Pirogov…was engaged by the Zimin Free Opera in Moscow where, in two years time (1922 - 1924), he learned his craft and gained familiarity with several leading roles. In 1924, Pirogov was invited to join the Bolshoi. Soon he was heard as Gremin, Ivan Susanin, the Old Miller, Russlan, and Ivan the Terrible from the Russian repertory, in addition to such leading characters in Western opera as Don Basilio and Méphistophélès. He reportedly learned last-named in just two weeks. In 1929, Pirogov was honored by being assigned the title role in BORIS GODUNOV; thereafter he was known as an unsurpassed interpreter of this mightiest of all Russian protagonists.

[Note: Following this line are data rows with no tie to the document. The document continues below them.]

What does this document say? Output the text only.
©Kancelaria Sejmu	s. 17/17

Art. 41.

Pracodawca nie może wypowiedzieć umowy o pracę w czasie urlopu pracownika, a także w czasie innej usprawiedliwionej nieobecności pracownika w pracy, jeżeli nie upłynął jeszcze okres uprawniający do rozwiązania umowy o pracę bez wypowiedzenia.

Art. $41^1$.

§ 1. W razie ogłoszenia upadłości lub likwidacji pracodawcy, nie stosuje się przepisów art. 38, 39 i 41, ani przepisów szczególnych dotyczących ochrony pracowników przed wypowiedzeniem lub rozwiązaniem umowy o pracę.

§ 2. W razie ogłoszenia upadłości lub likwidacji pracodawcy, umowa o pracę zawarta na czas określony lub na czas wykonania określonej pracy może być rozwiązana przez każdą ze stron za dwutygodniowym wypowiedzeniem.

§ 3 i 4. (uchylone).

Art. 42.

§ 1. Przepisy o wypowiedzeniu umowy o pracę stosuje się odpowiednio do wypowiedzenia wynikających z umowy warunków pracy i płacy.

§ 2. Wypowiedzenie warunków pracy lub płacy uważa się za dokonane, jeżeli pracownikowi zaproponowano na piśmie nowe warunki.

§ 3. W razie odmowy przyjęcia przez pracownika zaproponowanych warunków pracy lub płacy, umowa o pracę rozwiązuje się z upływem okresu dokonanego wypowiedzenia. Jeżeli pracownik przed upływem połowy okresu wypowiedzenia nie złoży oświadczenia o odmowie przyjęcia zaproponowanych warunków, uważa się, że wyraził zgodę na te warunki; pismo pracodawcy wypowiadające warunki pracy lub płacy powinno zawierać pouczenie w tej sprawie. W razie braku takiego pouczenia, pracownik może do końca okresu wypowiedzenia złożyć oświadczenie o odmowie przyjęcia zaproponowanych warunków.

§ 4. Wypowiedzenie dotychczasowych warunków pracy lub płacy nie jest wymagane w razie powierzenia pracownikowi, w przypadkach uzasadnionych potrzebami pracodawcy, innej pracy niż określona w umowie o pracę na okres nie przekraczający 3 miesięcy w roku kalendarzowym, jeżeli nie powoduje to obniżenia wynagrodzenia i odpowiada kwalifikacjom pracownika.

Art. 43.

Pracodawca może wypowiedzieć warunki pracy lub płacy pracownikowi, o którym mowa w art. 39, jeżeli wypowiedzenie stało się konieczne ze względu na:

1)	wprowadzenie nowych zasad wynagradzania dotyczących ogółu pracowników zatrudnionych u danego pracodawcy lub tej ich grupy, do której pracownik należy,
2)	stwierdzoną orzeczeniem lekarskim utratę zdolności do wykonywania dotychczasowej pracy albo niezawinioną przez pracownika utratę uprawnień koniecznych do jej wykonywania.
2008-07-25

Establishing a reputation for hard work and meticulous attention to detail, Pirogov continued to sharpen and refine his interpretations. He arrived at the theater early, applying his makeup and stepping into costume long before he was summoned to the stage. Although many stories suggest an imperious presence in his personal affairs, others paint another portrait, revealing a friendly and outgoing approach toward his colleagues. Although he retired from the Bolshoi in 1954, Pirogov was the choice for Boris when the opera was filmed in 1955. He had already been awarded the Stalin Prize for his performance of the role and accompanied the film to Venice for the international film festival held there. Although the film was not a prizewinner, the Italian film academy struck a special medal to honor the singer.

After 1954, Pirogov spent most of his time in his native city, traveling to Moscow only for occasional appearances on-stage and in concert. When the Bolshoi was invited to La Scala in 1964, Pirogov was selected to sing Boris. However, after fishing in his beloved Oka River on a particularly hot day in late June, he returned home and retired for a nap. Awakening with chest pains in the middle of the night, he sent his son for a doctor, but by the time the physician arrived, the bass was already dead. Thus, Pirogov was denied the possibility of one final triumph.”

- Erik Eriksson,

“Kozlovsky's voice was distinguished for its beautiful high register and rich palette of shadings. He sang more than 50 operatic rôles, and was especially famous as Lensky in EUGENE ONÉGIN. They say that Ivan Kozlovsky considered his voice as his one and only possession and prayed every morning thanking the Lord for the priceless gift He gave him.”